Why You Can Be Good -- But Probably Not Great

Todd Sullivan often posts some great speeches or client letters from successful investors on his ValuePlays web site, and he recently featured a particularly interesting speech that former hedge fund star Mark Sellers gave to Harvard Business School students.

In the speech, Sellers tells these top students that they “have almost no chance of being a great investor”, the type who can compound money at 20%+ a year for the long run. “You have a really, really low probability, like [1 in 50] or less,” he says. “And the reason is that it doesn’t much matter what your IQ is, or how many books or magazines or newspapers you have read, or how much experience you have, or will have later in your career. These are things that many people have and yet almost none of them end up compounding at 20% or 25% over their careers.”

To be a great investor, Sellers says, you “can’t compound money at 20% forever unless you have that hard-wired into you brain from the age of 10 or 11 or 12. I’m not sure if it’s nature or nurture, but by the time you’re a teenager, if you don’t already have it, you can’t get it.” Experience, education, and study won’t change that — though all of those things are necessary to become a great investor, Sellers says. “[But] in and of themselves [they] aren’t enough because all of them can be duplicated by competitors.”

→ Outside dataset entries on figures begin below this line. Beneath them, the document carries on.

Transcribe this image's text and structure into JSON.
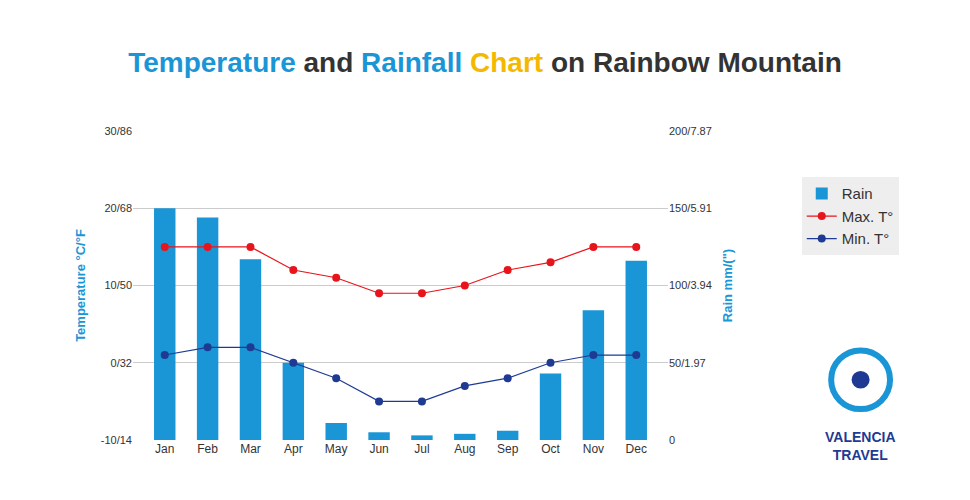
{
  "chart_data": {
    "type": "bar",
    "title": "Temperature and Rainfall Chart on Rainbow Mountain",
    "categories": [
      "Jan",
      "Feb",
      "Mar",
      "Apr",
      "May",
      "Jun",
      "Jul",
      "Aug",
      "Sep",
      "Oct",
      "Nov",
      "Dec"
    ],
    "ylabel": "Temperature °C/°F",
    "y2label": "Rain mm/(\")",
    "series": [
      {
        "name": "Rain",
        "type": "bar",
        "axis": "y2",
        "color": "#1a96d6",
        "values": [
          150,
          144,
          117,
          50,
          11,
          5,
          3,
          4,
          6,
          43,
          84,
          116
        ]
      },
      {
        "name": "Max. T°",
        "type": "line",
        "color": "#e8141b",
        "marker": "circle",
        "values": [
          15,
          15,
          15,
          12,
          11,
          9,
          9,
          10,
          12,
          13,
          15,
          15
        ]
      },
      {
        "name": "Min. T°",
        "type": "line",
        "color": "#1f3a93",
        "marker": "circle",
        "values": [
          1,
          2,
          2,
          0,
          -2,
          -5,
          -5,
          -3,
          -2,
          0,
          1,
          1
        ]
      }
    ],
    "ylim": [
      -10,
      30
    ],
    "yticks": [
      {
        "value": -10,
        "label": "-10/14"
      },
      {
        "value": 0,
        "label": "0/32"
      },
      {
        "value": 10,
        "label": "10/50"
      },
      {
        "value": 20,
        "label": "20/68"
      },
      {
        "value": 30,
        "label": "30/86"
      }
    ],
    "y2lim": [
      0,
      200
    ],
    "y2ticks": [
      0,
      {
        "value": 50,
        "label": "50/1.97"
      },
      {
        "value": 100,
        "label": "100/3.94"
      },
      {
        "value": 150,
        "label": "150/5.91"
      },
      {
        "value": 200,
        "label": "200/7.87"
      }
    ],
    "grid": true,
    "legend": "right",
    "annotations": [
      "VALENCIA TRAVEL"
    ]
  }
}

Sellers says that to be a great investor, you essentially have to have something akin to the “economic moats” of which Warren Buffett speaks when analyzing companies — qualities that can’t be duplicated by competitors, no matter how hard they try. And no matter how hard you try, you probably can’t develop these traits once you’re an adult. “They have to do with psychology, and psychology is hard wired into your brain,” Sellers explains. “It’s a part of you. You can’t do much to change it even if you read a lot of books on the subject.”

Sellers says there are at least seven of these inherent traits that great investors share:

  1. The ability to buy stocks while others are panicking, and the ability to sell while others are euphoric;
  2. An obsessive desire to play the investing game and win (“They often have a hard time with personal relationships because, though they may truly enjoy other people, they don’t always give them much time,” Sellers says. “Their head is always in the clouds, dreaming about stocks.”);
  3. The willingness to learn from past mistakes;
  4. An inherent sense of risk based on common sense;
  5. Confidence in their own convictions and the ability to stick with them, even when facing criticism;
  6. The ability to use both halves of their brains — not just the mathematical part, but also the creative part. (“You need to be able to step back and take a big picture view of certain situations rather than analyzing them to death,” he says. “And most important, I believe you need to be a good writer. … If you can’t write clearly, it is my opinion that you don’t think very clearly. And if you don’t think clearly, you’re in trouble.”);
  7. The ability to live through volatility without changing your investment thought process (Sellers says this is “the most important, and rarest, trait of all”);

For those not blessed with these traits, Sellers says there is good news: “A person can learn to be an above-average investor,” he says. “You can learn to do well enough, if you’re smart and hard working and educated, to keep a good, high-paying job in the investment business for your entire career. You can make millions without being a great investor. You can learn to outperform the averages by a couple points a year through hard work and an above-average IQ and a lot of study. … You can have a really successful, lucrative career even if you’re not the next Warren Buffett.”